In [1]:
# Import necessary libraries
import pandas as pd
from sklearn.model_selection import train_test_split
from sklearn.linear_model import LinearRegression
from sklearn.metrics import mean_squared_error, mean_absolute_error, r2_score

# Load datasets
train = pd.read_csv('/content/train.csv')
stores = pd.read_csv('/content/stores.csv')
features = pd.read_csv('/content/features.csv')
test = pd.read_csv('/content/test.csv')

# Merge datasets for training
data = train.merge(stores, on="Store").merge(features, on=["Store", "Date", "IsHoliday"])

# Merge datasets for testing
test_data = test.merge(stores, on="Store").merge(features, on=["Store", "Date", "IsHoliday"])

# Drop unnecessary columns
data.drop(['MarkDown1', 'MarkDown5'], axis=1, inplace=True)
test_data.drop(['MarkDown1', 'MarkDown5'], axis=1, inplace=True)

# Handle missing values
data.fillna(0, inplace=True)
test_data.fillna(0, inplace=True)

# Convert Date to datetime and extract relevant features
data['Date'] = pd.to_datetime(data['Date'])
test_data['Date'] = pd.to_datetime(test_data['Date'])
data['Year'] = data['Date'].dt.year
test_data['Year'] = test_data['Date'].dt.year
data['Month'] = data['Date'].dt.month
test_data['Month'] = test_data['Date'].dt.month
data['Week'] = data['Date'].dt.isocalendar().week
test_data['Week'] = test_data['Date'].dt.isocalendar().week

# One-hot encode categorical variables
data = pd.get_dummies(data, columns=['Type'], drop_first=True)
test_data = pd.get_dummies(test_data, columns=['Type'], drop_first=True)
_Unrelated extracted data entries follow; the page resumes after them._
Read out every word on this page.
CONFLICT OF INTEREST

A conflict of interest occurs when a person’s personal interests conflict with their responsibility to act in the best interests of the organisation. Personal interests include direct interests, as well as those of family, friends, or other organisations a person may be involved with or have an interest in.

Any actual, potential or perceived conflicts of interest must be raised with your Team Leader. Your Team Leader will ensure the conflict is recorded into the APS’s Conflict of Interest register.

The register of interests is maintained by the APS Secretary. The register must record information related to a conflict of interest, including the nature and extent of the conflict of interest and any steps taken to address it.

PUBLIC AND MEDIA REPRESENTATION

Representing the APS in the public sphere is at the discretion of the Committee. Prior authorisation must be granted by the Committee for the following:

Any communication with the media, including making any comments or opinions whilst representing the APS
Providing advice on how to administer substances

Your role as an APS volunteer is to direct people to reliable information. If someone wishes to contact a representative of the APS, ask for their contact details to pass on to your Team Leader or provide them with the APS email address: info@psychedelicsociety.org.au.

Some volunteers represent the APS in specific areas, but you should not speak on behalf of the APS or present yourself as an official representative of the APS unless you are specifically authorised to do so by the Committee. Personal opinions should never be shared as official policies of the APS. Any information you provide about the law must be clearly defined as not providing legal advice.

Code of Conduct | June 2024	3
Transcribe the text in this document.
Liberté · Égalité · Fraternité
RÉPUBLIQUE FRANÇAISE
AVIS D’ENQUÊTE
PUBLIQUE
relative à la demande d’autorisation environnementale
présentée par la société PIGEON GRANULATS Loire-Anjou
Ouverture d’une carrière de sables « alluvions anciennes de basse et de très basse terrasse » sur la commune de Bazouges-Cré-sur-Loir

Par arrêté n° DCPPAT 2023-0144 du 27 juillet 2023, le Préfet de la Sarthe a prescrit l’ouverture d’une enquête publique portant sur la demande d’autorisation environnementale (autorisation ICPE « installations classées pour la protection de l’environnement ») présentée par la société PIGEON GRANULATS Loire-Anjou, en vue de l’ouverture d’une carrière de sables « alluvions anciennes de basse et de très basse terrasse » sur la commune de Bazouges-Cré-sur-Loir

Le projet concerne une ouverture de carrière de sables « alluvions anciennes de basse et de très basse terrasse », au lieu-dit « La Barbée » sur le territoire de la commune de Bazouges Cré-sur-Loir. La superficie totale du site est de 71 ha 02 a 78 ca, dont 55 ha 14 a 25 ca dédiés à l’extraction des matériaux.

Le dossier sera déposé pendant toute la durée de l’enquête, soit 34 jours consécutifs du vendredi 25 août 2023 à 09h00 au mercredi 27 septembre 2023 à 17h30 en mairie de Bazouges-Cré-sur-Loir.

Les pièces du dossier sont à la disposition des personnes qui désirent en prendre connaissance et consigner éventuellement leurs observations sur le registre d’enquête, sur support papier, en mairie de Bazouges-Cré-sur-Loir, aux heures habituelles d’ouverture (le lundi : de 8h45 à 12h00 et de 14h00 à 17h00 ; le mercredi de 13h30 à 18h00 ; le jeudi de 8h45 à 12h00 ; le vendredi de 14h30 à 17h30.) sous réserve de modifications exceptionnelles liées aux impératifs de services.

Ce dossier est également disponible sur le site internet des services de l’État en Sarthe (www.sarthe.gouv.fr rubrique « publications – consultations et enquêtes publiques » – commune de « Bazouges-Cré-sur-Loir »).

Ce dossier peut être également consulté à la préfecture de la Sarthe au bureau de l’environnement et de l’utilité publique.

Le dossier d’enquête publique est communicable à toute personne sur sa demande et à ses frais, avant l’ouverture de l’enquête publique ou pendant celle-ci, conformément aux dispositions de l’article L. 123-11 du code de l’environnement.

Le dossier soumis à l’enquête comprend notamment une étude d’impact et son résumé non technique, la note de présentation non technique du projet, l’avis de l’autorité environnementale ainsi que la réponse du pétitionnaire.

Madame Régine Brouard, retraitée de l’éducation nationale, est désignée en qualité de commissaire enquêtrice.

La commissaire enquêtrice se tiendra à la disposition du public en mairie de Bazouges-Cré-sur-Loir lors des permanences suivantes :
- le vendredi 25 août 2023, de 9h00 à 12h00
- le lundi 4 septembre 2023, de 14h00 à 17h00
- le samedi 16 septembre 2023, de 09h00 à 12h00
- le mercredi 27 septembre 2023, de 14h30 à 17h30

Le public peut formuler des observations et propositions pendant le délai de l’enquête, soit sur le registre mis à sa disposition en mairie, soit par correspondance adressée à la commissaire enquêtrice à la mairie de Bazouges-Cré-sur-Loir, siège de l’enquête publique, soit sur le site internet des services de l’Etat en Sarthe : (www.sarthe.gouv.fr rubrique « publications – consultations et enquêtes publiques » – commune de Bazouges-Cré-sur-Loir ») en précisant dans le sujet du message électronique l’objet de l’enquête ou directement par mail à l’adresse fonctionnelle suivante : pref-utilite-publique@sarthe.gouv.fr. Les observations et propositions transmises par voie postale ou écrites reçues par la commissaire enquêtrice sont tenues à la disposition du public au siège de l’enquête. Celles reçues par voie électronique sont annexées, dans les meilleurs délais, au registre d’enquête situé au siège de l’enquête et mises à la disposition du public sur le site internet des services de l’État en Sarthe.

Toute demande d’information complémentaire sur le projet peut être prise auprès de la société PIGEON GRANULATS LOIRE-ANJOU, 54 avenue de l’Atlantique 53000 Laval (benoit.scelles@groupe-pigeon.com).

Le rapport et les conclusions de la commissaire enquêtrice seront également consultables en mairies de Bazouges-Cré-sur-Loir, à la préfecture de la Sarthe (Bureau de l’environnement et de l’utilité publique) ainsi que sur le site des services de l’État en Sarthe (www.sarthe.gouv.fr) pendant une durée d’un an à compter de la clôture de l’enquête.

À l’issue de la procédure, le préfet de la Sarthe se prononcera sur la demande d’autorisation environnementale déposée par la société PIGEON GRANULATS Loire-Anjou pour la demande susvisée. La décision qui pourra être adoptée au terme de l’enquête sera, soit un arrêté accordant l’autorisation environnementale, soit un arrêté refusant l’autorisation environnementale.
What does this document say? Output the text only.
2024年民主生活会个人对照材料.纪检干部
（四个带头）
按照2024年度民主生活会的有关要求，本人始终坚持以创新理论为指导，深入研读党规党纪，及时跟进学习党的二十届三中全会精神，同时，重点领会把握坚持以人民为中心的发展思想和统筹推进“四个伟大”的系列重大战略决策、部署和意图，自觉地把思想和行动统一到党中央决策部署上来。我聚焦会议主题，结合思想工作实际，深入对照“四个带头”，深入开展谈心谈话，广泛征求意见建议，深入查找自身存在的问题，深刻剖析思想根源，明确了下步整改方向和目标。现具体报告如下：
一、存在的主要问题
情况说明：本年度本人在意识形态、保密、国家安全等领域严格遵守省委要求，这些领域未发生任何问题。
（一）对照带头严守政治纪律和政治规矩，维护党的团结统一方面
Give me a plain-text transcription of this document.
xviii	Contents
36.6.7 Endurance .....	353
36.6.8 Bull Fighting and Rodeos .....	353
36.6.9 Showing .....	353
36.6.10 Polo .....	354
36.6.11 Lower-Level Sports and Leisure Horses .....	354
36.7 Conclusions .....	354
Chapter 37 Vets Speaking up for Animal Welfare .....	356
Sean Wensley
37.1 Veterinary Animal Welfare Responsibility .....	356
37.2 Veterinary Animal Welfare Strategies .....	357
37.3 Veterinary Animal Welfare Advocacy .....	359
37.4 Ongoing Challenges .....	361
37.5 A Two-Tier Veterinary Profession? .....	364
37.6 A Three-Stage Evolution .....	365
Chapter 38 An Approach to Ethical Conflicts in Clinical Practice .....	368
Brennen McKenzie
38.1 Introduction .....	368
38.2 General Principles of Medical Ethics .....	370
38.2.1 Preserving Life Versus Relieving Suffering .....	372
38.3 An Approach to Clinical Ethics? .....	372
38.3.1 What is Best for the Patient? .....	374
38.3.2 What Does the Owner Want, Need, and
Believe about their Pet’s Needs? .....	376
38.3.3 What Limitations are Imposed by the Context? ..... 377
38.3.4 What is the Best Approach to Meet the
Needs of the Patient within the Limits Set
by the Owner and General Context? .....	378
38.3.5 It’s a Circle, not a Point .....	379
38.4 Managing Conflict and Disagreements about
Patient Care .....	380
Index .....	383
# Define features and target
X = data.drop(['Weekly_Sales', 'Date'], axis=1)
y = data['Weekly_Sales']
X_test_final = test_data.drop(['Date'], axis=1)  # Retain all features for test

# Split training dataset for evaluation
X_train, X_val, y_train, y_val = train_test_split(X, y, test_size=0.2, random_state=42)

# Apply Linear Regression
model = LinearRegression()
model.fit(X_train, y_train)

# Predictions
y_pred = model.predict(X_val)

# Evaluation Metrics
mse = mean_squared_error(y_val, y_pred)
mae = mean_absolute_error(y_val, y_pred)
r2 = r2_score(y_val, y_pred)

print("Linear Regression Performance:")
print(f"Mean Squared Error: {mse}")
print(f"Mean Absolute Error: {mae}")
print(f"R^2 Score: {r2}")

# Predict on test data
test_predictions = model.predict(X_test_final)

# Save test predictions
test_data['Predicted_Weekly_Sales'] = test_predictions
test_data.to_csv('test_predictions.csv', index=False)


Linear Regression Performance:
Mean Squared Error: 473219590.410396
Mean Absolute Error: 14561.495518148897
R^2 Score: 0.09252940839736068